Varone cited several important First Amendment cases, some going as high up as the Supreme Court, such as San Diego vs. John Roe, which involved a San Diego, California, police officer who sued the department after being fired for making pornographic videos and selling them over the Internet, accusing the department of violating his First Amendment rights to free speech since he felt his conduct was unrelated to his job.
The case, after having rulings in favor of and against the officer (through multiple California courts) made its way to the Supreme Court, which quickly ruled in favor of the department, claiming that the termination was justified on the grounds that the officer’s conduct was detrimental to the department’s image and standards.
Varone continued, “A growing list of citizen advocates, many of whom have been injured by the improper release of incident scene photos and information by firefighters, are tired of lame excuses from firefighters and fire chiefs alike.”
Varone provided five main rules that departments should follow when taking photos at fire and accident scenes, which follow:
- Clarify ownership of photo.
- Limit photo-taking to department cameras.
- Limit photo-taking purposes.
- Manage and archive all photos taken and establish a downloading procedure.
- Control the release and use of photos.
Varone concluded, “They are lobbying at the State and Federal levels to impose criminal sanctions against emergency personnel who improperly release photos or incident related information. What is clear is that either we in the fire service are fixing this problem internally, or someone outside the fire service is going to fix it for us!”
FAST FOOD RESTAURANT FIRES
Franklin (TN) Fire Department Captain Joseph Polenzani conducted this class on a subject that seems to be an afterthought to many firefighters. However, considering that there are more than 300,000 fast food restaurants in the United States, it is almost guaranteed that your department will be responding to a fire at one of these at some point.

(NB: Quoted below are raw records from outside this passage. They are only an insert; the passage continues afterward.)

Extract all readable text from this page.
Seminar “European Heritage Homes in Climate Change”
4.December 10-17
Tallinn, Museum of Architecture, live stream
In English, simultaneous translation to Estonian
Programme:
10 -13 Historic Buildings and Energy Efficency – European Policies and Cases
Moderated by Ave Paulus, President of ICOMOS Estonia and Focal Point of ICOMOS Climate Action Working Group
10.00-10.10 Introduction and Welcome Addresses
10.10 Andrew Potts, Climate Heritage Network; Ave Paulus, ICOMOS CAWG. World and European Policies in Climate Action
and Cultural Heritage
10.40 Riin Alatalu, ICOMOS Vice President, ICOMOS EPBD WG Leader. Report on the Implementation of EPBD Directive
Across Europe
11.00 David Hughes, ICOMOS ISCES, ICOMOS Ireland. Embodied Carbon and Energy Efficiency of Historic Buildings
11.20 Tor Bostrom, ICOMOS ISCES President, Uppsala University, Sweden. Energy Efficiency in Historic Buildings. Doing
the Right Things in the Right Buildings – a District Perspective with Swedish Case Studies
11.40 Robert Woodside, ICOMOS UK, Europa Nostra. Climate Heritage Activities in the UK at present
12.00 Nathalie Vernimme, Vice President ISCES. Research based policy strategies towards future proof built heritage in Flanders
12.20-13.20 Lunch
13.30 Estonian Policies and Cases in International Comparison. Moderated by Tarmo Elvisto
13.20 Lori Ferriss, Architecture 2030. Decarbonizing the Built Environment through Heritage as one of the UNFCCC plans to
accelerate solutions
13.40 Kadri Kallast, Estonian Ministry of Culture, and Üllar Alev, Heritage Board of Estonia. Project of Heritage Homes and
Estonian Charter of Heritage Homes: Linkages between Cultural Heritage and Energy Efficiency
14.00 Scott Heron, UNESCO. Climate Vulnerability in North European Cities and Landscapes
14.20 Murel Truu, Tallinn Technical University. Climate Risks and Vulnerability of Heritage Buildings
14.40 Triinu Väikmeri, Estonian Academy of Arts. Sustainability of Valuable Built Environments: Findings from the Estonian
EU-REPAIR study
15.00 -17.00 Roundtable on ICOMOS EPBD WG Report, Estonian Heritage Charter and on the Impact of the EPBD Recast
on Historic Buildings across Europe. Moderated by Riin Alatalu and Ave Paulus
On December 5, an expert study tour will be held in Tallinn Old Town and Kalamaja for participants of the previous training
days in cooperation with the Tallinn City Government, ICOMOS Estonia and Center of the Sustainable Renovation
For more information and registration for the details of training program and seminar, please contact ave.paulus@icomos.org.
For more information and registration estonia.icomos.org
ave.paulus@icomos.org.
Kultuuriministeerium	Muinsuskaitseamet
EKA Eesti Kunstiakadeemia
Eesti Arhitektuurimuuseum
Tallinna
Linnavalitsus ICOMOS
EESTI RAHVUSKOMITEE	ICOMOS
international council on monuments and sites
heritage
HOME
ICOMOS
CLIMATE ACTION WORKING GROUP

“Many departments spend a large percentage of their fire training hours focused on residential fires, which makes sense, since that’s where we do most of our work. However, in the wake of tragedies like the Worcester Cold Storage Warehouse fire in 1999, Phoenix’s Southwest Supermarket fire in 2001, and the Charleston Sofa Superstore fire in 2007, we’ve become much more aware of the dangers associated with commercial structures,” said Polenzani. “Unfortunately, many fast food restaurants are a deadly mix of the two: They’re lightweight commercial buildings that are sized and designed to look like residential structures.”
Polenzani continued, “With the average McDonald’s occupying about 4,000 square feet, it’s not unusual for more affluent communities to have entire neighborhoods full of homes that are 50-75 percent larger than the restaurant up the road. This disparity in size, coupled with the restaurant’s “homey” appearance, can often lead fire officers and incident commanders to approach these buildings with a residential mindset that is both inefficient and unsafe.” However, Polenzani became intrigued by the subject after an inservice class he taught revealed that students had no thoughts about dealing with an incident at the local McDonald’s. “It’s one of those things that we really don’t think about,” he said.
Polenzani cited a Valentine’s Day 2000 McDonald’s fire in Houston, Texas, which killed two firefighters, as a case study in forcible entry at these businesses.
He discussed ways to “see through” the building’s design and identify factors contributing to truss failure and collapse including heavy roof loads, fire in void spaces, restaurant-specific considerations for size-up, fire flow, offensive/defensive decisions, and forcible entry and egress.
Polenzani concluded, “Many fast food restaurants are dangerous examples of form NOT following function, as the buildings use roof parapets, facades, suspended ceilings, or other decorative features to match their chain’s image or theme. In this class, we discussed the effects of modern restaurant construction on fire spread and suppression, search, ventilation, and firefighter safety.”